Winston's metal fingers curled slightly, the only tell to show his discomfort. "Your definition of 'resistance training' borders on systemic torture."

"Only if you fight it," Emil grinned.

"That is precisely what makes it torturous." Winston's tone carried a rare edge of actual dread.

Bo could hardly blame him. Resistance training was a necessary evil to unlock augmentation resistances—direct exposure to controlled levels of impact, toxins, thermal extremes, electrical surges, and chemical warfare simulations. For organic players, it was awful but survivable—body augments learned to counteract the damage over time.

For Winston, who technically had no biological tissue, the experience was… different.

The mech body design's pain analog system was meant to bridge mech sensory input to human-compatible feedback. Intent had led to a brutal reality. It wasn't dulled by adrenaline or shock buffers. It was raw, unfiltered pain, injected straight into Winston's neural net. Pain that his chassis wasn't even built to fully process and something he didn't grow into like a biological did.

"Look," Bo said, clapping Winston's shoulder again. "I can see your system updates in our team-shared Overlayer. I can make sure you get through tonight, and you'll unlock your resist package—plus whatever else the system's holding back. Trust me, man.

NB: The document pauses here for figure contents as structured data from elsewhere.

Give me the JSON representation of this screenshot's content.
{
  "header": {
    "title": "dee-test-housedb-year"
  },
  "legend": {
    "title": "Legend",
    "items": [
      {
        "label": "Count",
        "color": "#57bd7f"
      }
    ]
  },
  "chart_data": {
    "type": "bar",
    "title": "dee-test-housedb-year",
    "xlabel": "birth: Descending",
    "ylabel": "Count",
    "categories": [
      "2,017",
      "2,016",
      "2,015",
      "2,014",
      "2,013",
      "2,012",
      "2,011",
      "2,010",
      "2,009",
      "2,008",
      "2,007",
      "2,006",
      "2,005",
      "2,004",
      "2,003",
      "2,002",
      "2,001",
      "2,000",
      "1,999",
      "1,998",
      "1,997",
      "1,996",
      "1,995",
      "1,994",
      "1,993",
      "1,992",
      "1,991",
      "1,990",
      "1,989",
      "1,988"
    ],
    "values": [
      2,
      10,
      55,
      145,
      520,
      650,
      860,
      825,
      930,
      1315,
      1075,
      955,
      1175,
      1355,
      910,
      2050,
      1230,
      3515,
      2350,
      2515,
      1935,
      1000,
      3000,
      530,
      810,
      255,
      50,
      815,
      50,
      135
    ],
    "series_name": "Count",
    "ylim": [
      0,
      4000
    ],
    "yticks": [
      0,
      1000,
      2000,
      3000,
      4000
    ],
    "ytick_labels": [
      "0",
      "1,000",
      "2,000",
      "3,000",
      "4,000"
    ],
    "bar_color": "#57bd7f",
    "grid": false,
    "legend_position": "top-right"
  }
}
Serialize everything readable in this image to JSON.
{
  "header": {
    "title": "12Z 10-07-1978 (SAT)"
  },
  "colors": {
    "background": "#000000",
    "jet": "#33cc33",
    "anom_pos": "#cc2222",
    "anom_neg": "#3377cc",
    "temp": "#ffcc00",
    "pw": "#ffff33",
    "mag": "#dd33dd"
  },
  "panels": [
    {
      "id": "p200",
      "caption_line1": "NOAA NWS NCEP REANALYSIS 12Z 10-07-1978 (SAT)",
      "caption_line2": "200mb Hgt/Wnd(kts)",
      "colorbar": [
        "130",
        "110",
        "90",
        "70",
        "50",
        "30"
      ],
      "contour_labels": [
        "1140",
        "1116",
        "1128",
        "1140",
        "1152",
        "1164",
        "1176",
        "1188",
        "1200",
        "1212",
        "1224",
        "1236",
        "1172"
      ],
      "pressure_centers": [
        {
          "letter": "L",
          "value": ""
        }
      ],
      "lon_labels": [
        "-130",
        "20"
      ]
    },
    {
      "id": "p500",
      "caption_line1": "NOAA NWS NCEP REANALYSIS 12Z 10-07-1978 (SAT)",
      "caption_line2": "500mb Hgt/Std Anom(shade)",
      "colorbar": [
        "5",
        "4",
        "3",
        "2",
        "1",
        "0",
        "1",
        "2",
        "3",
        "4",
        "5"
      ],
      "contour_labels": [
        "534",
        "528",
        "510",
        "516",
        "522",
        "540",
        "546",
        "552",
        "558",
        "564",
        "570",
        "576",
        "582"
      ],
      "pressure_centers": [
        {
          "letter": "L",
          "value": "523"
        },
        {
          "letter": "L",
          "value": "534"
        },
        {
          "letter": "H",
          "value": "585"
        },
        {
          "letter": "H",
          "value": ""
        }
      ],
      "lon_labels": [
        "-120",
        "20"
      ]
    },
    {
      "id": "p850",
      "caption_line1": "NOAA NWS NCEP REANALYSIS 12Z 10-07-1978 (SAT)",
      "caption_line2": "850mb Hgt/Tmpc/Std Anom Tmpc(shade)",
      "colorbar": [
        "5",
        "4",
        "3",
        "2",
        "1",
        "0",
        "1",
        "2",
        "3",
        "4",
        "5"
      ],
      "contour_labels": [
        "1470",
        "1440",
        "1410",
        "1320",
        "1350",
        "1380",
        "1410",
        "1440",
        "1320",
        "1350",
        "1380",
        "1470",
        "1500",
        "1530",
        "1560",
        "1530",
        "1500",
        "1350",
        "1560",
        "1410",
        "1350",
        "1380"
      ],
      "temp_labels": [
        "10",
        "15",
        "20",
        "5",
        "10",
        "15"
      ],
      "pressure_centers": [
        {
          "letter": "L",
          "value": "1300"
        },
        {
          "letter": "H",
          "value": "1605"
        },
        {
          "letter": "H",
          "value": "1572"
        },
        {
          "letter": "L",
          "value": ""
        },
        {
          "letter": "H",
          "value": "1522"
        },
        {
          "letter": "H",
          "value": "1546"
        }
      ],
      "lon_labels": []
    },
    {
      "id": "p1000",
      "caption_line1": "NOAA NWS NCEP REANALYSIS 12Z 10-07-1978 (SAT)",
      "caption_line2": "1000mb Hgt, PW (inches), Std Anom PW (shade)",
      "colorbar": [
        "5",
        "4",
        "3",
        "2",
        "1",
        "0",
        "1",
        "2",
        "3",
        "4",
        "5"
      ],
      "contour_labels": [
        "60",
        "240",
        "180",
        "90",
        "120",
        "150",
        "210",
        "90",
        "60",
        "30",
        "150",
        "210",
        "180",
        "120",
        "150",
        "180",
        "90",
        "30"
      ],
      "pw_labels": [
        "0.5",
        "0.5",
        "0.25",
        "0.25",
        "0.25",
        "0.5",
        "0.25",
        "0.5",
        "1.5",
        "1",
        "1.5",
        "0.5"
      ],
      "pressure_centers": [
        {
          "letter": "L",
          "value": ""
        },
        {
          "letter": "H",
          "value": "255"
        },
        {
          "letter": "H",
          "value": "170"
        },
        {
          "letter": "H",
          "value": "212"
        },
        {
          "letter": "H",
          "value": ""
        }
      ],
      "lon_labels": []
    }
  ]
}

You're closer than you think."

Winston's optical plates dimmed slightly in what Bo had learned was the mech's version of a doubtful sigh. "Your optimism is noted."

"Your survival's guaranteed," Lena added. "We'll all be there."

"Right," Bo said. "Team New Dimensions doesn't leave anyone behind."

Winston's joints creaked as he shifted his weight. "Very well."

Jo Jo grinned, already stretching out. "But first—we celebrate. I'm gonna go compile some beers!"

"Drinks first, torture later," Bo agreed, though his smile faded just a touch when he saw the way Winston's clawed fingers flexed again. The mech was bracing himself—not for the fight, but for the price of progress.

Another night in the fire.

Bo shook the thought off, grinning wide. "To Team New Dimensions!"

"To us!" the team shouted, fists raised.

Winston's voice came a beat late, quieter than the rest. "Yay us."